Either way, it is Germany, one of the World Cup's youngest squads, that has produced the tournament's finest soccer, and in Schweinsteiger it can boast one of the finest central midfielders around. No German team has been this exciting in 20 years, and it is Die Mannschaft of the 1970s that springs most strongly to mind. It is difficult to imagine that the team, or "Schweini" (as he's known back home), would have performed with such boisterous energy with Ballack. That may sound unfair on the newly-signed Bayer Leverkusen midfielder, but his absence had the added bonus of leaving Germany unburdened by expectation. What could these youngsters achieve, really? people wondered.
In fact, the success of youth has been noticeable at these finals. It's not the case that those teams that have gone furthest have been the youngest -- quarterfinalist Brazil was amongst the oldest, while Cameroon, the first team to be eliminated, was among the youngest. But while ageing squads such as England, Italy and France (which held onto 27 players from four years ago between them) struggled to get their campaigns off the ground, Germany was joined by nations such as Ghana and Chile in fielding young sides and seeing it pay off.
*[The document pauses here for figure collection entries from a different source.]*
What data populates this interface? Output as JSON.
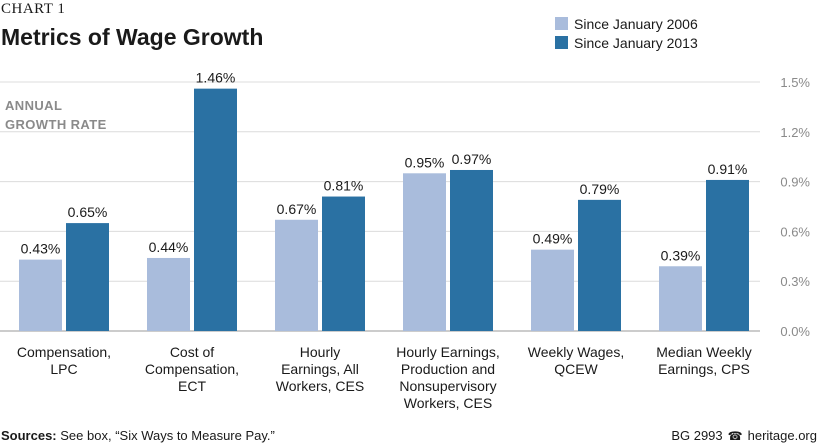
{
  "header": {
    "chart_label": "CHART 1",
    "title": "Metrics of Wage Growth"
  },
  "footer": {
    "sources_label": "Sources:",
    "sources_text": "See box, “Six Ways to Measure Pay.”",
    "code": "BG 2993",
    "site": "heritage.org",
    "icon": "liberty-bell-icon"
  },
  "colors": {
    "series_2006": "#a9bcdc",
    "series_2013": "#2a71a3",
    "grid": "#dcdcdc",
    "axis_text": "#8a8a8a"
  },
  "chart_data": {
    "type": "bar",
    "title": "Metrics of Wage Growth",
    "ylabel_lines": [
      "ANNUAL",
      "GROWTH RATE"
    ],
    "ylim": [
      0,
      1.5
    ],
    "yticks": [
      "0.0%",
      "0.3%",
      "0.6%",
      "0.9%",
      "1.2%",
      "1.5%"
    ],
    "ytick_values": [
      0,
      0.3,
      0.6,
      0.9,
      1.2,
      1.5
    ],
    "y_axis_side": "right",
    "grid": true,
    "legend_position": "top-right",
    "categories": [
      [
        "Compensation,",
        "LPC"
      ],
      [
        "Cost of",
        "Compensation,",
        "ECT"
      ],
      [
        "Hourly",
        "Earnings, All",
        "Workers, CES"
      ],
      [
        "Hourly Earnings,",
        "Production and",
        "Nonsupervisory",
        "Workers, CES"
      ],
      [
        "Weekly Wages,",
        "QCEW"
      ],
      [
        "Median Weekly",
        "Earnings, CPS"
      ]
    ],
    "series": [
      {
        "name": "Since January 2006",
        "values": [
          0.43,
          0.44,
          0.67,
          0.95,
          0.49,
          0.39
        ],
        "labels": [
          "0.43%",
          "0.44%",
          "0.67%",
          "0.95%",
          "0.49%",
          "0.39%"
        ]
      },
      {
        "name": "Since January 2013",
        "values": [
          0.65,
          1.46,
          0.81,
          0.97,
          0.79,
          0.91
        ],
        "labels": [
          "0.65%",
          "1.46%",
          "0.81%",
          "0.97%",
          "0.79%",
          "0.91%"
        ]
      }
    ]
  }
}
Ghana too lost its talismanic midfield general, Michael Essien, to injury, but coach Milovan Rajevic put his faith in players from the U-20 World Cup-winning squad and watched Dede Ayew, Dominic Adiyiah and Samuel Inkoom repay him with a run towards the latter stages that was only halted in the dying moments of a quarterfinal meeting with Uruguay, and in the cruelest fashion. Chile conceded three without reply to Brazil in the round of 16, but was still welcomed home by popular tabloid La Cuarta's headline: "Thanks for everything kids!" The non-stop attacking soccer the relatively young side had produced had won over the nation, if not the match.
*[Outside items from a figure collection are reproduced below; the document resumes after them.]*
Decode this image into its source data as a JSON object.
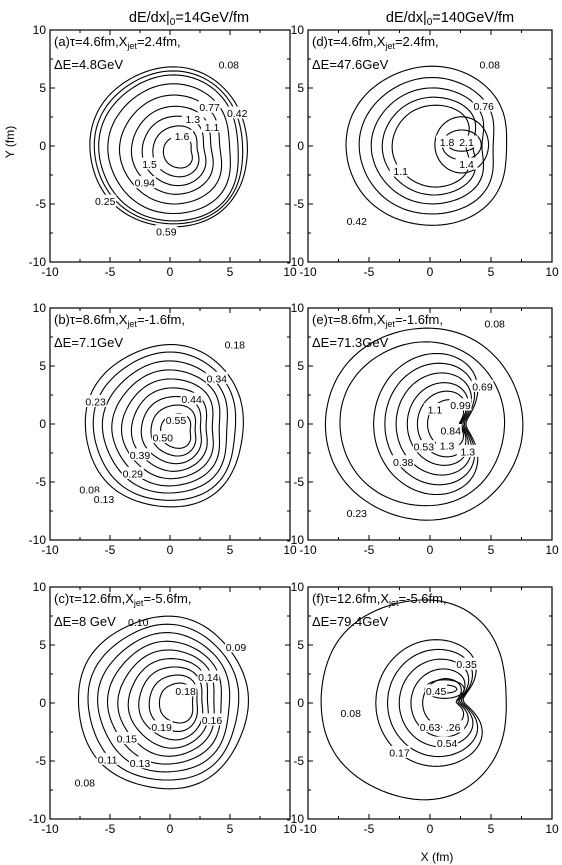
{
  "column_headers": [
    {
      "prefix": "dE/dx|",
      "sub": "0",
      "suffix": "=14GeV/fm"
    },
    {
      "prefix": "dE/dx|",
      "sub": "0",
      "suffix": "=140GeV/fm"
    }
  ],
  "axes": {
    "xlabel": "X (fm)",
    "ylabel": "Y (fm)"
  },
  "chart_data": [
    {
      "type": "contour",
      "id": "a",
      "xlim": [
        -10,
        10
      ],
      "ylim": [
        -10,
        10
      ],
      "xticks": [
        -10,
        -5,
        0,
        5,
        10
      ],
      "yticks": [
        -10,
        -5,
        0,
        5,
        10
      ],
      "line1": "(a)τ=4.6fm,X",
      "line1_sub": "jet",
      "line1_end": "=2.4fm,",
      "line2": "ΔE=4.8GeV",
      "contour_labels": [
        {
          "text": "0.08",
          "x": 4.9,
          "y": 7.0
        },
        {
          "text": "0.77",
          "x": 3.3,
          "y": 3.3
        },
        {
          "text": "0.42",
          "x": 5.6,
          "y": 2.8
        },
        {
          "text": "1.3",
          "x": 1.9,
          "y": 2.3
        },
        {
          "text": "1.1",
          "x": 3.5,
          "y": 1.6
        },
        {
          "text": "1.6",
          "x": 1.0,
          "y": 0.8
        },
        {
          "text": "1.5",
          "x": -1.7,
          "y": -1.6
        },
        {
          "text": "0.94",
          "x": -2.1,
          "y": -3.2
        },
        {
          "text": "0.25",
          "x": -5.4,
          "y": -4.8
        },
        {
          "text": "0.59",
          "x": -0.3,
          "y": -7.4
        }
      ]
    },
    {
      "type": "contour",
      "id": "d",
      "xlim": [
        -10,
        10
      ],
      "ylim": [
        -10,
        10
      ],
      "xticks": [
        -10,
        -5,
        0,
        5,
        10
      ],
      "yticks": [
        -10,
        -5,
        0,
        5,
        10
      ],
      "line1": "(d)τ=4.6fm,X",
      "line1_sub": "jet",
      "line1_end": "=2.4fm,",
      "line2": "ΔE=47.6GeV",
      "contour_labels": [
        {
          "text": "0.08",
          "x": 4.9,
          "y": 7.0
        },
        {
          "text": "0.76",
          "x": 4.4,
          "y": 3.4
        },
        {
          "text": "1.8",
          "x": 1.4,
          "y": 0.3
        },
        {
          "text": "2.1",
          "x": 3.0,
          "y": 0.3
        },
        {
          "text": "1.4",
          "x": 3.0,
          "y": -1.6
        },
        {
          "text": "1.1",
          "x": -2.4,
          "y": -2.2
        },
        {
          "text": "0.42",
          "x": -6.0,
          "y": -6.5
        }
      ]
    },
    {
      "type": "contour",
      "id": "b",
      "xlim": [
        -10,
        10
      ],
      "ylim": [
        -10,
        10
      ],
      "xticks": [
        -10,
        -5,
        0,
        5,
        10
      ],
      "yticks": [
        -10,
        -5,
        0,
        5,
        10
      ],
      "line1": "(b)τ=8.6fm,X",
      "line1_sub": "jet",
      "line1_end": "=-1.6fm,",
      "line2": "ΔE=7.1GeV",
      "contour_labels": [
        {
          "text": "0.18",
          "x": 5.4,
          "y": 6.8
        },
        {
          "text": "0.34",
          "x": 3.9,
          "y": 3.9
        },
        {
          "text": "0.44",
          "x": 1.8,
          "y": 2.1
        },
        {
          "text": "0.23",
          "x": -6.2,
          "y": 1.9
        },
        {
          "text": "0.55",
          "x": 0.5,
          "y": 0.3
        },
        {
          "text": "0.50",
          "x": -0.6,
          "y": -1.2
        },
        {
          "text": "0.39",
          "x": -2.5,
          "y": -2.7
        },
        {
          "text": "0.29",
          "x": -3.1,
          "y": -4.3
        },
        {
          "text": "0.08",
          "x": -6.7,
          "y": -5.7
        },
        {
          "text": "0.13",
          "x": -5.5,
          "y": -6.5
        }
      ]
    },
    {
      "type": "contour",
      "id": "e",
      "xlim": [
        -10,
        10
      ],
      "ylim": [
        -10,
        10
      ],
      "xticks": [
        -10,
        -5,
        0,
        5,
        10
      ],
      "yticks": [
        -10,
        -5,
        0,
        5,
        10
      ],
      "line1": "(e)τ=8.6fm,X",
      "line1_sub": "jet",
      "line1_end": "=-1.6fm,",
      "line2": "ΔE=71.3GeV",
      "contour_labels": [
        {
          "text": "0.08",
          "x": 5.3,
          "y": 8.6
        },
        {
          "text": "0.69",
          "x": 4.3,
          "y": 3.2
        },
        {
          "text": "0.99",
          "x": 2.5,
          "y": 1.6
        },
        {
          "text": "1.1",
          "x": 0.4,
          "y": 1.2
        },
        {
          "text": "0.84",
          "x": 1.7,
          "y": -0.6
        },
        {
          "text": "0.53",
          "x": -0.5,
          "y": -2.0
        },
        {
          "text": "1.3",
          "x": 1.4,
          "y": -1.9
        },
        {
          "text": "1.3",
          "x": 3.1,
          "y": -2.4
        },
        {
          "text": "0.38",
          "x": -2.2,
          "y": -3.3
        },
        {
          "text": "0.23",
          "x": -6.0,
          "y": -7.7
        }
      ]
    },
    {
      "type": "contour",
      "id": "c",
      "xlim": [
        -10,
        10
      ],
      "ylim": [
        -10,
        10
      ],
      "xticks": [
        -10,
        -5,
        0,
        5,
        10
      ],
      "yticks": [
        -10,
        -5,
        0,
        5,
        10
      ],
      "line1": "(c)τ=12.6fm,X",
      "line1_sub": "jet",
      "line1_end": "=-5.6fm,",
      "line2": "ΔE=8 GeV",
      "line2_extra": "0.10",
      "contour_labels": [
        {
          "text": "0.09",
          "x": 5.5,
          "y": 4.8
        },
        {
          "text": "0.14",
          "x": 3.2,
          "y": 2.2
        },
        {
          "text": "0.18",
          "x": 1.3,
          "y": 1.0
        },
        {
          "text": "0.16",
          "x": 3.5,
          "y": -1.5
        },
        {
          "text": "0.19",
          "x": -0.7,
          "y": -2.1
        },
        {
          "text": "0.15",
          "x": -3.6,
          "y": -3.1
        },
        {
          "text": "0.11",
          "x": -5.2,
          "y": -4.9
        },
        {
          "text": "0.13",
          "x": -2.5,
          "y": -5.2
        },
        {
          "text": "0.08",
          "x": -7.1,
          "y": -6.9
        }
      ]
    },
    {
      "type": "contour",
      "id": "f",
      "xlim": [
        -10,
        10
      ],
      "ylim": [
        -10,
        10
      ],
      "xticks": [
        -10,
        -5,
        0,
        5,
        10
      ],
      "yticks": [
        -10,
        -5,
        0,
        5,
        10
      ],
      "line1": "(f)τ=12.6fm,X",
      "line1_sub": "jet",
      "line1_end": "=-5.6fm,",
      "line2": "ΔE=79.4GeV",
      "contour_labels": [
        {
          "text": "0.35",
          "x": 3.0,
          "y": 3.3
        },
        {
          "text": "0.45",
          "x": 0.5,
          "y": 1.0
        },
        {
          "text": "0.08",
          "x": -6.5,
          "y": -0.9
        },
        {
          "text": "0.63",
          "x": 0.0,
          "y": -2.1
        },
        {
          "text": ".26",
          "x": 1.9,
          "y": -2.1
        },
        {
          "text": "0.54",
          "x": 1.4,
          "y": -3.5
        },
        {
          "text": "0.17",
          "x": -2.5,
          "y": -4.3
        }
      ]
    }
  ]
}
At 32, striker Miroslav Klose is the old man of Germany's side, and wasn't a universally popular pick after a season spent on the bench for Bayern Munich that yielded only three goals. But he has been rejuvenated at this tournament, and after Germany romped to victory over Australia in the opening round of matches, Klose (who scored one of the four goals the Socceroos conceded) praised the lack of self-doubt shown by young teammates such as Thomas Müller (another scorer that day), saying: "We're a young team. We love playing."
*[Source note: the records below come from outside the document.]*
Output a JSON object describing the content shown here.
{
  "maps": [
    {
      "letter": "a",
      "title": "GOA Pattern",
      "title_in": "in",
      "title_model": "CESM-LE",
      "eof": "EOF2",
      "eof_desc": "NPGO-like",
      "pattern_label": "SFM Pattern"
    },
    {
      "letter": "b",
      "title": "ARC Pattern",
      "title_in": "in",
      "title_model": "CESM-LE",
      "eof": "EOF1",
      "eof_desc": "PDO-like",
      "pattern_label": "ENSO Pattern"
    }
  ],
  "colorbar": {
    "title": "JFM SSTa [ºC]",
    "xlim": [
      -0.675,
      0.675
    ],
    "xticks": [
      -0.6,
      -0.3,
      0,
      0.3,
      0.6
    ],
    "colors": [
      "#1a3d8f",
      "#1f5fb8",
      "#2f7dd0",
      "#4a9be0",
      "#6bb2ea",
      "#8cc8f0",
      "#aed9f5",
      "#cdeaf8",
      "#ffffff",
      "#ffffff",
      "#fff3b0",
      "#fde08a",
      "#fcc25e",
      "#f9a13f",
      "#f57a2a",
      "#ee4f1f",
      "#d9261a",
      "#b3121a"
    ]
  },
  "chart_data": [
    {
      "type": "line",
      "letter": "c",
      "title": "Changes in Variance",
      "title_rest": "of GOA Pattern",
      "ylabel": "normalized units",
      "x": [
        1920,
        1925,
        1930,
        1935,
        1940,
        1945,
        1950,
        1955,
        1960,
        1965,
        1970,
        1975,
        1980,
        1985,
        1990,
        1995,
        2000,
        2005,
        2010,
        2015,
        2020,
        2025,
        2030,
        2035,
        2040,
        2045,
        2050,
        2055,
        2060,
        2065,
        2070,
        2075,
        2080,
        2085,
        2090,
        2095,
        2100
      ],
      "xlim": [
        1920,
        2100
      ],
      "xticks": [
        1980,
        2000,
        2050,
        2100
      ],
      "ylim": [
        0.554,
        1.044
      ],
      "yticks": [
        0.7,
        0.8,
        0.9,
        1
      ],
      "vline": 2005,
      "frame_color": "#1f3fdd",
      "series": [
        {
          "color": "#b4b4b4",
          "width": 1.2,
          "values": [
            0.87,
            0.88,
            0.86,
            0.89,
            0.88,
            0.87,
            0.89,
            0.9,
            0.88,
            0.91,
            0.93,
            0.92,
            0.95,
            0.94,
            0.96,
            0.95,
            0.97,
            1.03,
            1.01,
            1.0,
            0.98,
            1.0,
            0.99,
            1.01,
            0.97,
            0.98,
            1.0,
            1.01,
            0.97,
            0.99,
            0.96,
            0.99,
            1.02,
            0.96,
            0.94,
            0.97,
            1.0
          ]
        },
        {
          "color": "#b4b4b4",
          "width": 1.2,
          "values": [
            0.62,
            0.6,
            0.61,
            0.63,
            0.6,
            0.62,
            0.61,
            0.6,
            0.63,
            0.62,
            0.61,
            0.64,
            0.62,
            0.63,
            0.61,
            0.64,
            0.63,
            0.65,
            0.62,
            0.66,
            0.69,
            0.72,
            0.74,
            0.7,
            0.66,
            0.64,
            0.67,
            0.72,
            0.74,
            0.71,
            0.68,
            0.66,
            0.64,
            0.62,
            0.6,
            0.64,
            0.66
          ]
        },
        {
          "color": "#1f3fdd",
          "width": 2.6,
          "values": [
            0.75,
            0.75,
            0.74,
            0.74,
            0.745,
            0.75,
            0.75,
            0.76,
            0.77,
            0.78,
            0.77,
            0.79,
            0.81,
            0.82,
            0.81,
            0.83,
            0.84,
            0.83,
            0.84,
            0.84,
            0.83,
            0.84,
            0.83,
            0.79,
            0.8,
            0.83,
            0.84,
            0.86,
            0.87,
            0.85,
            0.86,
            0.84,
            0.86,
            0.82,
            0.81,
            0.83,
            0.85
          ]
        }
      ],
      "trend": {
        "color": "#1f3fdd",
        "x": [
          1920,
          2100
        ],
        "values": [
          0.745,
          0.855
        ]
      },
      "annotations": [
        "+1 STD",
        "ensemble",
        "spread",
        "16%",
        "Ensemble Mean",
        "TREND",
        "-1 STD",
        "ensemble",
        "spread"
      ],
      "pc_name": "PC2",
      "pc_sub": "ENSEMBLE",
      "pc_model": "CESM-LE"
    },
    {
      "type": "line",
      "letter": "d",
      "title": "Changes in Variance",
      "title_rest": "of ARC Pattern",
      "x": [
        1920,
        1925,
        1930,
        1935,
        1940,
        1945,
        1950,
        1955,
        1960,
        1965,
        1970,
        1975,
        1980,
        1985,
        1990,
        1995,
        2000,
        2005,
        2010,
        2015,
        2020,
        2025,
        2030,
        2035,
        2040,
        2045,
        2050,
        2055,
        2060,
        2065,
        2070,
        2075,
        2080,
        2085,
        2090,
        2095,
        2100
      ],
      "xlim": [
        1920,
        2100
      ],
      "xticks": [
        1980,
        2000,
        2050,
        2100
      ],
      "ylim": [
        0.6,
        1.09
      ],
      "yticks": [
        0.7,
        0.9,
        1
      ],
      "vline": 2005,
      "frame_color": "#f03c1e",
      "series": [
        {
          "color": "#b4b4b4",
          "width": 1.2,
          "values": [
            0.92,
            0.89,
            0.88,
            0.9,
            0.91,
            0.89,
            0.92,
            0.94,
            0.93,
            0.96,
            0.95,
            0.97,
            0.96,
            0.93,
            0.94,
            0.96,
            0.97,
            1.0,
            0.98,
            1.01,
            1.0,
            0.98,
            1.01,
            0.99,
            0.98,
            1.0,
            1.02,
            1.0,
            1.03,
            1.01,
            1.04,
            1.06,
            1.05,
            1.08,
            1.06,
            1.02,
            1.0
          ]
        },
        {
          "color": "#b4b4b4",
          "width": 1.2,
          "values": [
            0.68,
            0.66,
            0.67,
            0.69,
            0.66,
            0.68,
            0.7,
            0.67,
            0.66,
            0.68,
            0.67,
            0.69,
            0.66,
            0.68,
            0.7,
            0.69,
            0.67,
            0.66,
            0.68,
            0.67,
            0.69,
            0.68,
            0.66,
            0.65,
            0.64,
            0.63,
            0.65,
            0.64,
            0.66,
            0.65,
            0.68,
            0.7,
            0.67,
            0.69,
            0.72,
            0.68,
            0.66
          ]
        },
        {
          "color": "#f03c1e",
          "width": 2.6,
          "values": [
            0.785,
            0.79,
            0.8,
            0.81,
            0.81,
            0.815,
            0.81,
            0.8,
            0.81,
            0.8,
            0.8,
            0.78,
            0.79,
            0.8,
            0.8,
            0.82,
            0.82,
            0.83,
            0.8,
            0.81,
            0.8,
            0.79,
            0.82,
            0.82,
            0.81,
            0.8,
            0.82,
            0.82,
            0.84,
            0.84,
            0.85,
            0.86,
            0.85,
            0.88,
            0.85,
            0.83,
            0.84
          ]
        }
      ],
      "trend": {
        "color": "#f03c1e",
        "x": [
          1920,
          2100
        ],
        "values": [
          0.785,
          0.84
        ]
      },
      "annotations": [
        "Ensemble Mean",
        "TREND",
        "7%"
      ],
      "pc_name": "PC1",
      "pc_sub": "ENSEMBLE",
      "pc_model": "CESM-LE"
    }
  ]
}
How crucial an ingredient might that love be? France, England, Italy ... all looked overwhelmed by ego and expectation as well as the advancing years. In contrast, Germany -- and Ghana, Chile, plus less successful young squads such as North Korea -- have shown such passion and hunger, translating that into the kind of selfless teamwork that creates irrepressible movement around the pitch. That it has brought Germany the greatest success perhaps suggests that the responsibility and experience afforded to young players in the Bundesliga better eliminates the nerves and mistakes of youth.
Now Die Welt is talking openly about how close another World Cup trophy -- and that fourth star embroidered on Germany's kit -- really is, though pre-tournament favorite Spain awaits on Wednesday. Schweinsteiger insists that a fit-again Ballack will return to the Germany squad, and inevitably there will be opponents against whom the fearless swashbuckling of the past three weeks will fail to reap such rewards. But it is now Ballack's young understudies whose replacement appears heretical.